Bu ayet-i kerıme de Acemlerin ve diğer Arap olmayanların lehine delil olacak bir taraf yoktur. Çünkü Peygamber (s.a.v.)'in getirdikleri kendisine anlayıp kavrayacağı bir şekilde tercüme edilen herkes için bağlayıcı delil ortaya konulmuş olur. Nitekim Yüce Allah da şöyle buyurmaktadır: "Biz seni ancak bütün insanlar için müjdeleyici ve korkutucu olarak gönderdik. " (Sebe', 28) Hz. Peygamber de şöyle buyurmaktadır: "Herbir peygamber kendi ümmetine, ümmetinin diliyle gönderilmiştir. Yüce Allah beni de yarattıkları arasından kırmızı tenliye de, siyah tenliye de göndermiştir."

 

Yine Hz. Peygamber şöyle buyurmaktadır: "Nefsim elinde olana yemin ederim ki; bu ümmetten (ümmet-i davetten) yahudi olsun, hristiyan olsun kim benim peygamberliğimi işitip de sonra benimle gönderilene iman etmeyecek olursa, muhakkak cehennemliklerden olur.'' Bu hadisi Müslim rivayet etmiştir ve daha önceden (el-Bakara, 62. ayet 3. başlıkta) geçmiş bulunmaktadır.

 

"Artık Allah, kimi dilerse saptırır, kimi dilerse de doğru yola iletir" buyruğu ilahi meşıetin etkin olduğunu belirtmekte ve bu hususta Kaderiye'nin görüşünü reddetmektedir.

 

Bu cümle yeni bir cümle olup "Apaçık anlatsın diye" buyruğuna atfedilmiş değildir.

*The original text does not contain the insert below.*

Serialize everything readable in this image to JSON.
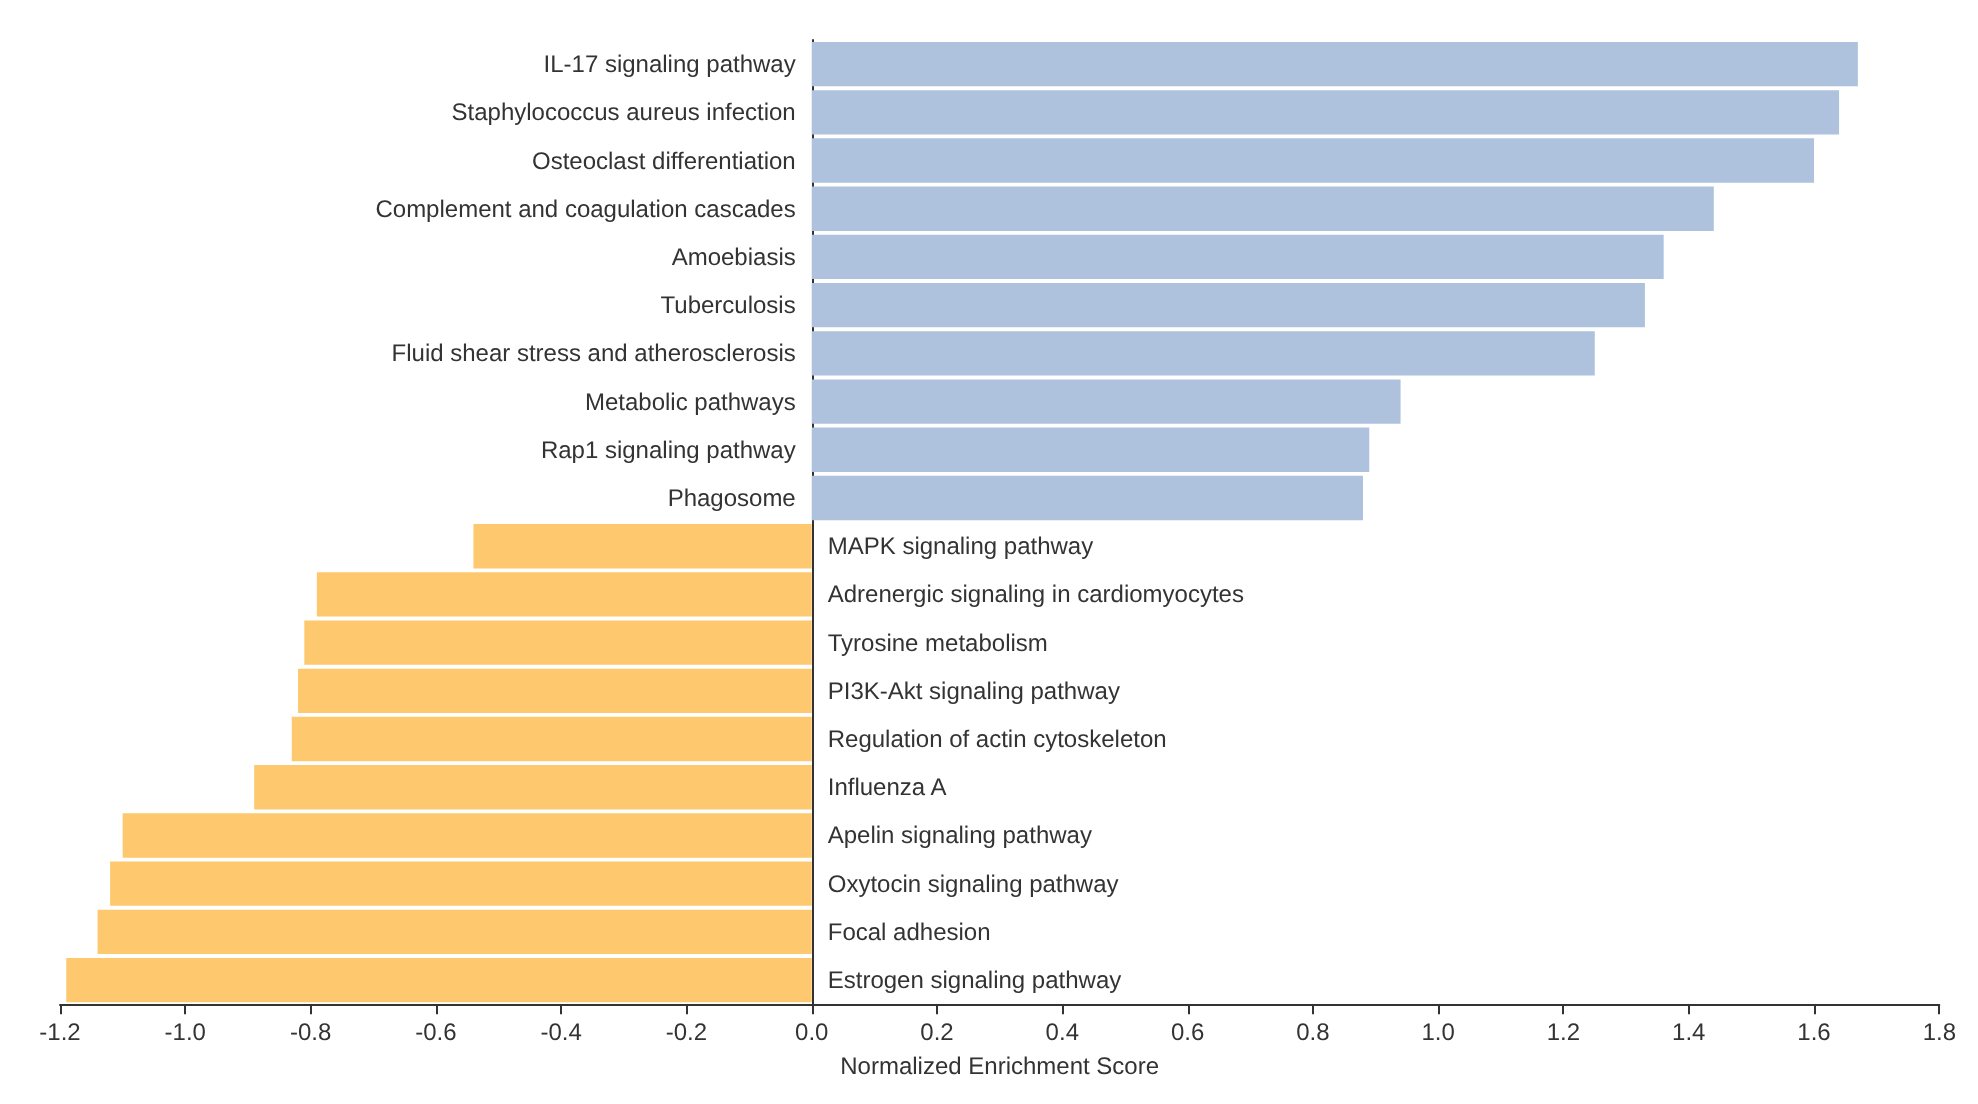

Çünkü peygamber göndermek saptırmak için değil, apaçık beyan etmek içindir. Bununla birlikte; "Saptırır" kelimesinin nasb ile okunması da caizdir. Çünkü Peygamber gönderilmesi (hidayeti kabul etmeyenler için) saptırılmaya sebeb olmuştur. O takdirde bu da Yüce Allah'ın: "Çünkü sonunda onlara bir düşman ve bir tasa (sebebi) olacaktı "(el-Kasas, 8) buyruğu gibi olur. Peygamber göndermenin saptırmaya sebeb olması, onların peygamberler kendilerine geldiğinde, peygamberi inkar etmeleri sebebiyledir. O bakımdan adeta bu onların küfürlerine sebeb gibi olmuştur.

 

"O Aziz'dir, Hakim'dir" buyruğunun anlamı daha önce geçmiş bulunmaktadır.